Au chapitre Ier du titre V du livre deuxième du code des assurances, il est ajouté, après l'article L. 251-1, un article L. 251-2 ainsi rédigé :

« Art. L. 251-2. - Constitue un sinistre, pour les risques mentionnés à l'article L. 1142-2 du code de la santé publique, tout dommage ou ensemble de dommages causés à des tiers, engageant la responsabilité de l'assuré, résultant d'un fait générateur ou d'un ensemble de faits générateurs ayant la même cause technique, imputable aux activités de l'assuré garanties par le contrat, et ayant donné lieu à une ou plusieurs réclamations.

« Constitue une réclamation toute demande en réparation amiable ou contentieuse formée par la victime d'un dommage ou ses ayants droit, et adressée à l'assuré ou à son assureur.

« Tout contrat d'assurance conclu en application de l'article L. 1142-2 du même code garantit l'assuré contre les conséquences pécuniaires des sinistres pour lesquels la première réclamation est formée pendant la période de validité du contrat, et qui sont imputables aux activités de l'assuré garanties au moment de la première réclamation.

« Le contrat d'assurance garantit également les sinistres dont la première réclamation est formulée pendant un délai fixé par le contrat, à partir de la date d'expiration ou de résiliation de tout ou partie des garanties, si ces sinistres sont imputables aux activités garanties à cette date, et s'ils résultent d'un fait générateur survenu pendant la période de validité du contrat. Ce délai ne peut être inférieur à cinq ans.

« Le dernier contrat conclu, avant sa cessation d'activité professionnelle ou son décès, par un professionnel de santé mentionné à la quatrième partie du code de la santé publique exerçant à titre libéral, garantit également les sinistres pour lesquels la première réclamation est formulée pendant un délai fixé par le contrat, à partir de la date de résiliation ou d'expiration du contrat, si ces sinistres sont imputables aux activités garanties à cette date. Ce délai ne peut être inférieur à dix ans. Cette garantie ne couvre pas les sinistres dont la première réclamation est postérieure à une éventuelle reprise d'activité. Le contrat ne peut prévoir pour cette garantie un plafond inférieur à celui de l'année précédant la fin du contrat.

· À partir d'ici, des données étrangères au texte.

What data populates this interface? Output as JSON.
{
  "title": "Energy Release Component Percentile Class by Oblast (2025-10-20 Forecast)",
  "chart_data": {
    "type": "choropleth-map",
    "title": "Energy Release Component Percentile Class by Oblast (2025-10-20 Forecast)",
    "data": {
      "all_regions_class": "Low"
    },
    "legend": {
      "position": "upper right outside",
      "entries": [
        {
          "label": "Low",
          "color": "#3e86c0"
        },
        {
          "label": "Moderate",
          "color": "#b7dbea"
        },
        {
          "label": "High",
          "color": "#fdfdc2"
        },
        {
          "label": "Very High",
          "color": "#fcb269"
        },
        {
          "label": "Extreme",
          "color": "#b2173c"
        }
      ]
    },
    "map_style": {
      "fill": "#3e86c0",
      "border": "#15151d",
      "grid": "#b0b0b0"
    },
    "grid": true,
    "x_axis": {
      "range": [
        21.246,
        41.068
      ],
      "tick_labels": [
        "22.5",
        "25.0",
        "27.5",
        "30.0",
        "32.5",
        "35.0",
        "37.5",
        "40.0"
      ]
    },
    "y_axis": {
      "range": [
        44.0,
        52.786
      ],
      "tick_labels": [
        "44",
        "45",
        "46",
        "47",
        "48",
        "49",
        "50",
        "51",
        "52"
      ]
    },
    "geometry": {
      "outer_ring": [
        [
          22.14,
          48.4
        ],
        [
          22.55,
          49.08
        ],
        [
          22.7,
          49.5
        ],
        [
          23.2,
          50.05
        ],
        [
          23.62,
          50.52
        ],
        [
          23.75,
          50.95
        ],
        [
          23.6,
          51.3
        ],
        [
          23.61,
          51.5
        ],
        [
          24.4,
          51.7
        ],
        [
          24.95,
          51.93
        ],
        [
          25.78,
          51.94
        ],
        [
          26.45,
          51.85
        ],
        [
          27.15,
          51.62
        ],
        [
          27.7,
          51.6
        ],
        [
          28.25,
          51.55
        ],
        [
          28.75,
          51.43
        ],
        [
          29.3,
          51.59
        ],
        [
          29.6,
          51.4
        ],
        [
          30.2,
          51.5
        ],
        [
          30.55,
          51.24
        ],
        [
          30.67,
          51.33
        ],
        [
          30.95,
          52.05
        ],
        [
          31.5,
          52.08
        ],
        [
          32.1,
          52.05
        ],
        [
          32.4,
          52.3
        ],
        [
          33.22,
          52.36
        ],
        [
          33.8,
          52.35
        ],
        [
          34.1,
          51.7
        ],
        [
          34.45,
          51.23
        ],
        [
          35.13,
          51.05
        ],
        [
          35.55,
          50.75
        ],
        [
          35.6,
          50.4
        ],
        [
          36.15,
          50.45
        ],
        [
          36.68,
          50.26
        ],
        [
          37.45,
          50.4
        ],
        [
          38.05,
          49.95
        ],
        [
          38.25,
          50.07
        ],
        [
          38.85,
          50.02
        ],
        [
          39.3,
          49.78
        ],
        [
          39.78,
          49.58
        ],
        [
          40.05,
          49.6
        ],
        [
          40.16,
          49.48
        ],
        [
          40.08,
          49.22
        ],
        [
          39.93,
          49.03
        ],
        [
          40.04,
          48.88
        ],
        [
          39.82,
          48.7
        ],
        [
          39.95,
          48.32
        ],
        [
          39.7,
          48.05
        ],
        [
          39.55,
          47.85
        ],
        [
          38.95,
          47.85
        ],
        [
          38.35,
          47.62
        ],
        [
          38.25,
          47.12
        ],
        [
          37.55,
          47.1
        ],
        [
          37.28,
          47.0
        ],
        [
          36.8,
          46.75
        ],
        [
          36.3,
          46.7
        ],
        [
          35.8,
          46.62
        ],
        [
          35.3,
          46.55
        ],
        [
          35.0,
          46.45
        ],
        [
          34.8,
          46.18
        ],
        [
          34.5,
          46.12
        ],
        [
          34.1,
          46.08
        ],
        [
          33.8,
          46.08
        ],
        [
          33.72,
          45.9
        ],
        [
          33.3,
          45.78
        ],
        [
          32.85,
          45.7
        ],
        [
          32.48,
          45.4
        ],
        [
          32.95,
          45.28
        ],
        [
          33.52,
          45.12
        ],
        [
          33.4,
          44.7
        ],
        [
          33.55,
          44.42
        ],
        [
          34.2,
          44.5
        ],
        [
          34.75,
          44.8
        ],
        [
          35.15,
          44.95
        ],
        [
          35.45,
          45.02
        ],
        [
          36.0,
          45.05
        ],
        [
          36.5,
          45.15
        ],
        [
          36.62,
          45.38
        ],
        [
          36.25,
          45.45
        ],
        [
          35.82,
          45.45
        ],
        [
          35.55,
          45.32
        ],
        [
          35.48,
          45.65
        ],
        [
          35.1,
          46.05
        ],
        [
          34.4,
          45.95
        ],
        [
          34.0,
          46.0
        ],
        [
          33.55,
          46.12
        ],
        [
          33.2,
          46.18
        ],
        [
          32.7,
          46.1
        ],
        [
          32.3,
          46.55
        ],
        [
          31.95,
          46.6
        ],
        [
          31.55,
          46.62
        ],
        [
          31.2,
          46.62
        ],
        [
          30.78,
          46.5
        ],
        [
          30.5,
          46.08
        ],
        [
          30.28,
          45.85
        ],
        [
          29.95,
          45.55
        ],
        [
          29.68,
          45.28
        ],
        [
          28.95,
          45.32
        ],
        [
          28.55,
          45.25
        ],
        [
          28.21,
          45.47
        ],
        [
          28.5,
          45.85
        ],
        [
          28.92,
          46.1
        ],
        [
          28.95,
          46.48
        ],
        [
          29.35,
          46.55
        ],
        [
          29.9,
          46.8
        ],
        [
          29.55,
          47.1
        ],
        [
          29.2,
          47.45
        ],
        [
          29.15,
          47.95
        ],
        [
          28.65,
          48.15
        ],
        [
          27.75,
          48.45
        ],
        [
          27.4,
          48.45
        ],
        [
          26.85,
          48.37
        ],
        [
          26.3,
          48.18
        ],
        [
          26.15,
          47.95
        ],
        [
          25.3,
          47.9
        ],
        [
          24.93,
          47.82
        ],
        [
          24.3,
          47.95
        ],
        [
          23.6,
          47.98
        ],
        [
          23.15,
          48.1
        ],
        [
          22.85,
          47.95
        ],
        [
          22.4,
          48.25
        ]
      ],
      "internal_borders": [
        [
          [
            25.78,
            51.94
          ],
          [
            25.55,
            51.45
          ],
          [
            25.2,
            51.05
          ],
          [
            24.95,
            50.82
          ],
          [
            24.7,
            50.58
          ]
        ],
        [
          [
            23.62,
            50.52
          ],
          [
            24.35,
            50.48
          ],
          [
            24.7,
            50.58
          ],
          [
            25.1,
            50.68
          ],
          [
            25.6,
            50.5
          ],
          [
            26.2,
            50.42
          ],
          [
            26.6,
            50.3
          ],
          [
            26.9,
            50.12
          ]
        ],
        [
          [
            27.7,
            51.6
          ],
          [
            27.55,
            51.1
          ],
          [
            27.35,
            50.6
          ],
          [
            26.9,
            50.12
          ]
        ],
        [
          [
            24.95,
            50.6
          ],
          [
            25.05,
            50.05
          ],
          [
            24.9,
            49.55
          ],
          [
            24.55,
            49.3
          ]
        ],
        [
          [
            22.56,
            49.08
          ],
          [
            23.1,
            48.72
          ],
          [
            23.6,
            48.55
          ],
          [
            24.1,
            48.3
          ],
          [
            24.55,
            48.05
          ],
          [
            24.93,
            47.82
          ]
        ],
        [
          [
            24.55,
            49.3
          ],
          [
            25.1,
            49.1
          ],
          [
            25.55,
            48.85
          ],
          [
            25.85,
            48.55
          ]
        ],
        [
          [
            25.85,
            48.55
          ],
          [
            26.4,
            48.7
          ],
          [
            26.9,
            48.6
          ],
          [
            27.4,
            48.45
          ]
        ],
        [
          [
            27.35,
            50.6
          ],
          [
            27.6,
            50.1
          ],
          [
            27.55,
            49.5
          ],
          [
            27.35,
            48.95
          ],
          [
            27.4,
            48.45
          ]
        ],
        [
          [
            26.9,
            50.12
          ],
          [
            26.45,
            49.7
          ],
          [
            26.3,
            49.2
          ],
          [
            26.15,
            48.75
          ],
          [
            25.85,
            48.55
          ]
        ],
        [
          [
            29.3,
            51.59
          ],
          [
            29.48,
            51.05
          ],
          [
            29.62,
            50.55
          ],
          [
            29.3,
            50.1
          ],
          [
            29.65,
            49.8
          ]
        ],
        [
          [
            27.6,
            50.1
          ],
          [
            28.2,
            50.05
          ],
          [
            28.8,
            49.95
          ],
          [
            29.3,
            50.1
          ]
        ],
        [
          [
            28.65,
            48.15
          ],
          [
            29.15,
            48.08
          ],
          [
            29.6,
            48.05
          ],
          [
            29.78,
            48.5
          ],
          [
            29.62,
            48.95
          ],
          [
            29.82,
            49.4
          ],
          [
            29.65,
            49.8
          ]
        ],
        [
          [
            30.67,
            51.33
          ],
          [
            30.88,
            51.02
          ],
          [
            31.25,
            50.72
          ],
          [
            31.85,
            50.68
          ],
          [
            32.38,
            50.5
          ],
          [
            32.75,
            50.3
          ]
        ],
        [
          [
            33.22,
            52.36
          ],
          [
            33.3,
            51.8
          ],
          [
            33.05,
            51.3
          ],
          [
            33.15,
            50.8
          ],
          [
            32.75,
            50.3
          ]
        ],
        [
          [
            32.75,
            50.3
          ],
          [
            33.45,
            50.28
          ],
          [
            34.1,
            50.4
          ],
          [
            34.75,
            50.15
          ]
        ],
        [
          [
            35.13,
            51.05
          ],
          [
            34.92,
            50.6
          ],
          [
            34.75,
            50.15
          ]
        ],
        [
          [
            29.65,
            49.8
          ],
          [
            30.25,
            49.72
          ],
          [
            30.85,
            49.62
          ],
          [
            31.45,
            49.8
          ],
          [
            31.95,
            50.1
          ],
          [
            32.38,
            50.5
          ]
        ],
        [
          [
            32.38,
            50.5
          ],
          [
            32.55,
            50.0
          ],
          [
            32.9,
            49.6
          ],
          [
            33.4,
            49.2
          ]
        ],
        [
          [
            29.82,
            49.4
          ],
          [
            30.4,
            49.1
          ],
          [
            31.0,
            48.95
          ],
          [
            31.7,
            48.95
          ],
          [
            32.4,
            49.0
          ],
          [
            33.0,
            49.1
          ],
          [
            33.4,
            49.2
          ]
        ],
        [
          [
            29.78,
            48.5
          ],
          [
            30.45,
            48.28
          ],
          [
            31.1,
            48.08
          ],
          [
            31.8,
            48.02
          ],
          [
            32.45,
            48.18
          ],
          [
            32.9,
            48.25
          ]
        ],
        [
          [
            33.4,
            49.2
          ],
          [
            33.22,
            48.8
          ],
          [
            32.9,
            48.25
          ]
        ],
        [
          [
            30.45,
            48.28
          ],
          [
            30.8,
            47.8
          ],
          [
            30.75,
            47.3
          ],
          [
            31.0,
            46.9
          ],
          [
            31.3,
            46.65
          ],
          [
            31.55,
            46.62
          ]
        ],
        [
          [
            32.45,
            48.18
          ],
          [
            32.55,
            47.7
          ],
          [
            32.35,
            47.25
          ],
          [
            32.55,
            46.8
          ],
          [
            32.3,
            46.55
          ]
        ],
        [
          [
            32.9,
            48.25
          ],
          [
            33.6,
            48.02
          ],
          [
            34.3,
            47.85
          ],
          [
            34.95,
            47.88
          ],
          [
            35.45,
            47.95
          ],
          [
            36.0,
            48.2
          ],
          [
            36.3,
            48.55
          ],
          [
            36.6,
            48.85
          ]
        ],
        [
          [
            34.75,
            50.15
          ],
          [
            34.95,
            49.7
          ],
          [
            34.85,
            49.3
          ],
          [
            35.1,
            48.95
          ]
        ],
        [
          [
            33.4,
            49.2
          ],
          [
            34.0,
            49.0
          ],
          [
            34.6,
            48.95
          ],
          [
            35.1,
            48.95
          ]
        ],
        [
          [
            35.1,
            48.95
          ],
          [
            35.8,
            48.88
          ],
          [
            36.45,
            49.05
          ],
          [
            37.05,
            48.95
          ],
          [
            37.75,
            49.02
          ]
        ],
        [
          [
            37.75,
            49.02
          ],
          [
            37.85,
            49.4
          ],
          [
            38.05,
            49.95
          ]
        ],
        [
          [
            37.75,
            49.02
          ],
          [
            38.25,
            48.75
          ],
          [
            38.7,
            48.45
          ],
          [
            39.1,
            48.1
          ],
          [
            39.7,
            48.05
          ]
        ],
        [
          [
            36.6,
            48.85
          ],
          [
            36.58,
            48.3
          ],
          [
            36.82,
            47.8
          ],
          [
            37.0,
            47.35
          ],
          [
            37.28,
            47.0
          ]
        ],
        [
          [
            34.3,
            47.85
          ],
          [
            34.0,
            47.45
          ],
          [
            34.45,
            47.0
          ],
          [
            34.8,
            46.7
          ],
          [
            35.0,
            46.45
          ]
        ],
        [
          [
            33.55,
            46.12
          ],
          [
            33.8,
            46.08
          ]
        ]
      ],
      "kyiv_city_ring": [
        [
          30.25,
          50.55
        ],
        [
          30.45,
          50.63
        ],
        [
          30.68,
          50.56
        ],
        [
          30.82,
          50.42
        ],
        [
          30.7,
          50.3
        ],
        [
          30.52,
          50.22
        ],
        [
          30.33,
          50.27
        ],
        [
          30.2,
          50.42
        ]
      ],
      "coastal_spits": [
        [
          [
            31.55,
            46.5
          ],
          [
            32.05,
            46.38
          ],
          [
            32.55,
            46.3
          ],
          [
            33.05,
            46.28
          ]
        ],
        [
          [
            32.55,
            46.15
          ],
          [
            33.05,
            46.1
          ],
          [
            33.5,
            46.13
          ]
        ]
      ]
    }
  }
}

« Le contrat ne garantit pas les sinistres dont le fait générateur était connu de l'assuré à la date de la souscription.

« Lorsqu'un même sinistre est susceptible de mettre en jeu la garantie apportée par plusieurs contrats successifs, il est couvert en priorité par le contrat en vigueur au moment de la première réclamation, sans qu'il soit fait application des dispositions des troisième et quatrième alinéas de l'article L. 121-4. »

Article 4

L'article L. 251-2 du code des assurances s'applique aux contrats conclus à compter de la date de publication de la présente loi.

Sans préjudice de l'application des clauses contractuelles stipulant une période de garantie plus longue, tout contrat d'assurance de responsabilité civile garantissant les risques mentionnés à l'article L. 1142-2 du code de la santé publique, conclu antérieurement à cette date, garantit les sinistres dont la première réclamation formulée postérieurement à cette date et moins de cinq ans après l'expiration ou la résiliation de tout ou partie des garanties, si ces sinistres sont imputables aux activités garanties à la date d'expiration ou de résiliation et s'ils résultent d'un fait générateur survenu pendant la période de validité du contrat.

Article 5

Les éventuelles dépenses susceptibles de résulter de l'application de la présente loi sont compensées à due concurrence par une majoration des droits visés aux articles 575 et 575 A du code général des impôts.